Proposition: Given two square matrices $A,B \in \mathbb{C}^{n \times n}$ which fulfil $AM = MB$ for all $M \in \mathbb{C}^{n \times n}$ they must be identical and a scalar multiple of the identity matrix: $A = B = \lambda \mathbb{1}$, $\lambda \in \mathbb{C}$.
Proof: Since the relation $AM = MB$ holds for any matrix $M$, we can in particular choose the matrices $(M_{mn})_{ij} = \delta_{mi} \delta_{nj}$ (all elements are zero, except for $(m,n)$, which is $1$).
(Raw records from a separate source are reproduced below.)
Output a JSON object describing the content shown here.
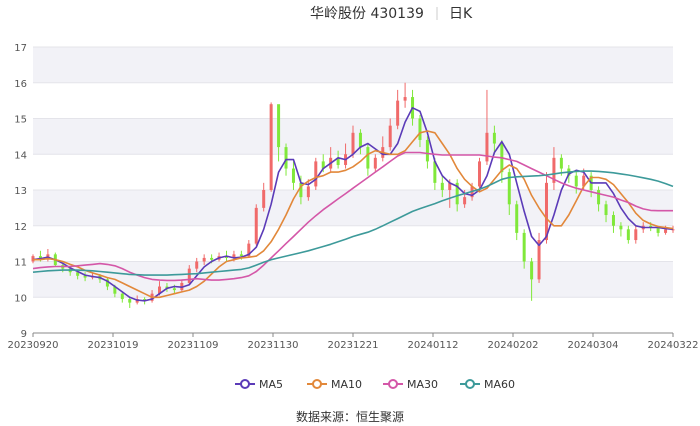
{
  "chart_data": {
    "type": "candlestick",
    "title": "华岭股份 430139",
    "period_label": "日K",
    "source_label": "数据来源：",
    "source_name": "恒生聚源",
    "ylim": [
      9,
      17
    ],
    "y_ticks": [
      9,
      10,
      11,
      12,
      13,
      14,
      15,
      16,
      17
    ],
    "x_ticks": [
      "20230920",
      "20231019",
      "20231109",
      "20231130",
      "20231221",
      "20240112",
      "20240202",
      "20240304",
      "20240322"
    ],
    "grid": true,
    "legend_position": "bottom",
    "up_color": "#f06a6a",
    "down_color": "#80e83a",
    "series": [
      {
        "name": "MA5",
        "color": "#5b3bb8",
        "values": [
          11.05,
          11.08,
          11.12,
          11.05,
          10.95,
          10.82,
          10.72,
          10.62,
          10.58,
          10.55,
          10.45,
          10.3,
          10.15,
          10.0,
          9.92,
          9.9,
          9.95,
          10.1,
          10.25,
          10.3,
          10.28,
          10.35,
          10.6,
          10.85,
          11.0,
          11.1,
          11.15,
          11.1,
          11.12,
          11.2,
          11.4,
          11.9,
          12.6,
          13.5,
          13.85,
          13.85,
          13.2,
          13.15,
          13.3,
          13.6,
          13.75,
          13.9,
          13.85,
          14.0,
          14.2,
          14.3,
          14.15,
          14.0,
          14.0,
          14.3,
          14.9,
          15.3,
          15.2,
          14.6,
          13.8,
          13.4,
          13.2,
          13.1,
          12.9,
          12.85,
          13.0,
          13.4,
          14.05,
          14.35,
          14.0,
          13.2,
          12.4,
          11.7,
          11.45,
          11.7,
          12.3,
          13.0,
          13.45,
          13.55,
          13.5,
          13.2,
          13.2,
          13.2,
          12.9,
          12.5,
          12.2,
          12.0,
          11.95,
          11.95,
          11.95,
          11.92,
          11.9
        ]
      },
      {
        "name": "MA10",
        "color": "#e2883a",
        "values": [
          11.05,
          11.05,
          11.08,
          11.05,
          11.0,
          10.92,
          10.85,
          10.75,
          10.68,
          10.62,
          10.55,
          10.5,
          10.4,
          10.3,
          10.2,
          10.1,
          10.0,
          10.0,
          10.05,
          10.1,
          10.15,
          10.2,
          10.3,
          10.45,
          10.65,
          10.85,
          11.0,
          11.05,
          11.1,
          11.12,
          11.15,
          11.3,
          11.55,
          11.9,
          12.3,
          12.75,
          13.1,
          13.25,
          13.35,
          13.4,
          13.5,
          13.5,
          13.55,
          13.65,
          13.8,
          14.0,
          14.1,
          14.05,
          14.0,
          14.0,
          14.1,
          14.35,
          14.6,
          14.65,
          14.6,
          14.3,
          14.0,
          13.6,
          13.3,
          13.1,
          12.95,
          13.05,
          13.3,
          13.55,
          13.7,
          13.6,
          13.3,
          12.85,
          12.5,
          12.2,
          12.0,
          12.0,
          12.3,
          12.7,
          13.1,
          13.35,
          13.35,
          13.3,
          13.15,
          12.9,
          12.65,
          12.35,
          12.15,
          12.05,
          11.98,
          11.95,
          11.92
        ]
      },
      {
        "name": "MA30",
        "color": "#d457a8",
        "values": [
          10.8,
          10.83,
          10.85,
          10.86,
          10.86,
          10.86,
          10.88,
          10.9,
          10.92,
          10.94,
          10.92,
          10.88,
          10.8,
          10.7,
          10.62,
          10.55,
          10.5,
          10.48,
          10.47,
          10.47,
          10.48,
          10.5,
          10.52,
          10.5,
          10.48,
          10.48,
          10.5,
          10.52,
          10.55,
          10.6,
          10.72,
          10.9,
          11.1,
          11.3,
          11.5,
          11.7,
          11.9,
          12.1,
          12.28,
          12.45,
          12.6,
          12.75,
          12.9,
          13.05,
          13.2,
          13.35,
          13.5,
          13.65,
          13.8,
          13.95,
          14.05,
          14.05,
          14.05,
          14.02,
          14.0,
          13.98,
          13.98,
          13.98,
          13.98,
          13.98,
          13.98,
          13.95,
          13.92,
          13.9,
          13.85,
          13.8,
          13.7,
          13.6,
          13.5,
          13.4,
          13.3,
          13.2,
          13.12,
          13.05,
          13.0,
          12.95,
          12.9,
          12.85,
          12.8,
          12.72,
          12.65,
          12.55,
          12.47,
          12.43,
          12.42,
          12.42,
          12.42
        ]
      },
      {
        "name": "MA60",
        "color": "#3d9a9a",
        "values": [
          10.7,
          10.72,
          10.74,
          10.75,
          10.76,
          10.76,
          10.76,
          10.75,
          10.74,
          10.72,
          10.7,
          10.68,
          10.66,
          10.64,
          10.63,
          10.62,
          10.62,
          10.62,
          10.62,
          10.63,
          10.64,
          10.65,
          10.66,
          10.68,
          10.7,
          10.72,
          10.74,
          10.76,
          10.78,
          10.82,
          10.9,
          10.98,
          11.05,
          11.1,
          11.15,
          11.2,
          11.25,
          11.3,
          11.36,
          11.42,
          11.48,
          11.55,
          11.62,
          11.7,
          11.76,
          11.82,
          11.9,
          12.0,
          12.1,
          12.2,
          12.3,
          12.4,
          12.48,
          12.55,
          12.62,
          12.7,
          12.77,
          12.84,
          12.9,
          12.96,
          13.02,
          13.1,
          13.2,
          13.3,
          13.35,
          13.37,
          13.38,
          13.39,
          13.4,
          13.42,
          13.45,
          13.48,
          13.5,
          13.52,
          13.53,
          13.53,
          13.52,
          13.5,
          13.48,
          13.45,
          13.42,
          13.38,
          13.34,
          13.3,
          13.25,
          13.18,
          13.1
        ]
      }
    ],
    "candles": [
      [
        11.0,
        11.15,
        11.2,
        10.95
      ],
      [
        11.15,
        11.05,
        11.3,
        11.0
      ],
      [
        11.05,
        11.2,
        11.35,
        11.0
      ],
      [
        11.2,
        10.9,
        11.25,
        10.85
      ],
      [
        10.9,
        10.8,
        10.95,
        10.7
      ],
      [
        10.8,
        10.7,
        10.85,
        10.6
      ],
      [
        10.7,
        10.6,
        10.75,
        10.5
      ],
      [
        10.6,
        10.55,
        10.7,
        10.45
      ],
      [
        10.55,
        10.6,
        10.7,
        10.5
      ],
      [
        10.6,
        10.5,
        10.65,
        10.4
      ],
      [
        10.5,
        10.3,
        10.55,
        10.2
      ],
      [
        10.3,
        10.1,
        10.35,
        10.0
      ],
      [
        10.1,
        9.95,
        10.15,
        9.85
      ],
      [
        9.95,
        9.85,
        10.0,
        9.7
      ],
      [
        9.85,
        9.95,
        10.05,
        9.8
      ],
      [
        9.95,
        9.9,
        10.0,
        9.8
      ],
      [
        9.9,
        10.1,
        10.2,
        9.85
      ],
      [
        10.1,
        10.3,
        10.45,
        10.05
      ],
      [
        10.3,
        10.25,
        10.4,
        10.15
      ],
      [
        10.25,
        10.2,
        10.35,
        10.1
      ],
      [
        10.2,
        10.4,
        10.5,
        10.15
      ],
      [
        10.4,
        10.8,
        10.9,
        10.35
      ],
      [
        10.8,
        11.0,
        11.1,
        10.7
      ],
      [
        11.0,
        11.1,
        11.2,
        10.9
      ],
      [
        11.1,
        11.05,
        11.2,
        10.95
      ],
      [
        11.05,
        11.15,
        11.25,
        11.0
      ],
      [
        11.15,
        11.1,
        11.3,
        11.0
      ],
      [
        11.1,
        11.2,
        11.3,
        11.0
      ],
      [
        11.2,
        11.15,
        11.3,
        11.05
      ],
      [
        11.15,
        11.5,
        11.6,
        11.1
      ],
      [
        11.5,
        12.5,
        12.6,
        11.45
      ],
      [
        12.5,
        13.0,
        13.2,
        12.4
      ],
      [
        13.0,
        15.4,
        15.45,
        12.95
      ],
      [
        15.4,
        14.2,
        15.3,
        13.8
      ],
      [
        14.2,
        13.6,
        14.3,
        13.4
      ],
      [
        13.6,
        13.2,
        13.8,
        13.0
      ],
      [
        13.2,
        12.8,
        13.4,
        12.6
      ],
      [
        12.8,
        13.1,
        13.3,
        12.7
      ],
      [
        13.1,
        13.8,
        13.9,
        13.0
      ],
      [
        13.8,
        13.6,
        14.0,
        13.5
      ],
      [
        13.6,
        13.9,
        14.2,
        13.5
      ],
      [
        13.9,
        13.7,
        14.1,
        13.6
      ],
      [
        13.7,
        14.0,
        14.3,
        13.6
      ],
      [
        14.0,
        14.6,
        14.8,
        13.9
      ],
      [
        14.6,
        14.2,
        14.7,
        14.0
      ],
      [
        14.2,
        13.6,
        14.3,
        13.4
      ],
      [
        13.6,
        13.9,
        14.0,
        13.5
      ],
      [
        13.9,
        14.2,
        14.5,
        13.8
      ],
      [
        14.2,
        14.8,
        15.0,
        14.1
      ],
      [
        14.8,
        15.5,
        15.8,
        14.7
      ],
      [
        15.5,
        15.6,
        16.0,
        15.3
      ],
      [
        15.6,
        15.0,
        15.8,
        14.8
      ],
      [
        15.0,
        14.4,
        15.1,
        14.2
      ],
      [
        14.4,
        13.8,
        14.5,
        13.6
      ],
      [
        13.8,
        13.2,
        13.9,
        13.0
      ],
      [
        13.2,
        13.0,
        13.4,
        12.8
      ],
      [
        13.0,
        13.2,
        13.3,
        12.5
      ],
      [
        13.2,
        12.6,
        13.3,
        12.4
      ],
      [
        12.6,
        12.8,
        13.0,
        12.5
      ],
      [
        12.8,
        13.1,
        13.2,
        12.7
      ],
      [
        13.1,
        13.8,
        13.9,
        13.0
      ],
      [
        13.8,
        14.6,
        15.8,
        13.7
      ],
      [
        14.6,
        14.3,
        14.8,
        14.0
      ],
      [
        14.3,
        13.5,
        14.4,
        13.2
      ],
      [
        13.5,
        12.6,
        13.6,
        12.3
      ],
      [
        12.6,
        11.8,
        12.7,
        11.6
      ],
      [
        11.8,
        11.0,
        11.9,
        10.8
      ],
      [
        11.0,
        10.5,
        11.1,
        9.9
      ],
      [
        10.5,
        11.6,
        11.8,
        10.4
      ],
      [
        11.6,
        13.2,
        13.5,
        11.5
      ],
      [
        13.2,
        13.9,
        14.2,
        13.0
      ],
      [
        13.9,
        13.6,
        14.0,
        13.4
      ],
      [
        13.6,
        13.4,
        13.7,
        13.2
      ],
      [
        13.4,
        13.1,
        13.5,
        12.9
      ],
      [
        13.1,
        13.4,
        13.6,
        13.0
      ],
      [
        13.4,
        13.0,
        13.5,
        12.8
      ],
      [
        13.0,
        12.6,
        13.1,
        12.4
      ],
      [
        12.6,
        12.3,
        12.7,
        12.1
      ],
      [
        12.3,
        12.0,
        12.4,
        11.8
      ],
      [
        12.0,
        11.9,
        12.1,
        11.7
      ],
      [
        11.9,
        11.6,
        12.0,
        11.5
      ],
      [
        11.6,
        11.9,
        12.0,
        11.5
      ],
      [
        11.9,
        12.0,
        12.1,
        11.8
      ],
      [
        12.0,
        11.95,
        12.1,
        11.85
      ],
      [
        11.95,
        11.8,
        12.0,
        11.7
      ],
      [
        11.8,
        11.9,
        12.0,
        11.75
      ],
      [
        11.9,
        11.9,
        12.0,
        11.8
      ]
    ]
  }
}
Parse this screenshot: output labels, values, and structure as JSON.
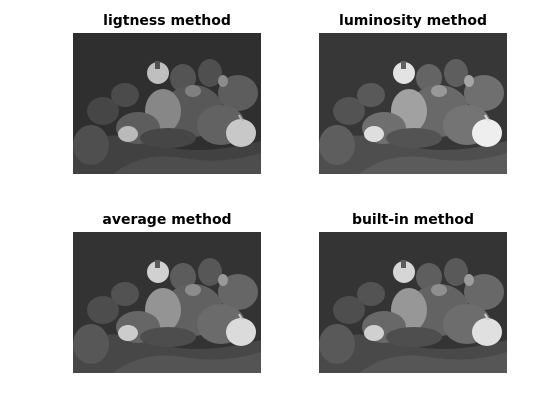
{
  "figure": {
    "panels": [
      {
        "title": "ligtness method",
        "image_subject": "grayscale-peppers-photo",
        "brightness": 0.42
      },
      {
        "title": "luminosity method",
        "image_subject": "grayscale-peppers-photo",
        "brightness": 0.5
      },
      {
        "title": "average method",
        "image_subject": "grayscale-peppers-photo",
        "brightness": 0.46
      },
      {
        "title": "built-in method",
        "image_subject": "grayscale-peppers-photo",
        "brightness": 0.47
      }
    ]
  }
}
Thus, $$ \sum_{j=1}^n A_{ij} (M_{mn})_{jl} = \sum_{j=1}^n (M_{mn})_{ij} B_{jl} \Leftrightarrow \sum_{j=1}^n A_{ij} \delta_{mj} \delta_{nl} = \sum_{j=1}^n \delta_{mi} \delta_{nj} B_{jl} \Leftrightarrow A_{im} \delta_{nl} = \delta_{mi} B_{nl} \,. $$ Now, we distinguish the cases
- $n=l$, $m=i$: $A_{ii} = B_{ll}$, i.e. all diagonal elements must be the same: $A_{ii} = B_{ii} = \lambda$.
- $n=l$, $m\neq i$: $A_{im} = 0$, i.e. all off-diagonal elements of A must vanish.
- $n\neq l$, $m=i$: $0 = B_{nl}$, i.e. all off-diagonal elements of B must vanish.
Thus, $A=B=\mathrm{diag}(\lambda,\dots,\lambda)$.
Question: This proposition reminded me a bit of Schur's lemma from group representation theory, but I think that this case is not covered by Schur's lemma since $A$ and $B$ can be different and $M$ does not need to be invertible.
I was wondering whether the proposition is just a special case of a more general form of Schur's lemma or whether there is some other well known theorem that I could refer to instead of the proof above. Bonus question: Is there a proof of this statement that doesn't require to go to component notation?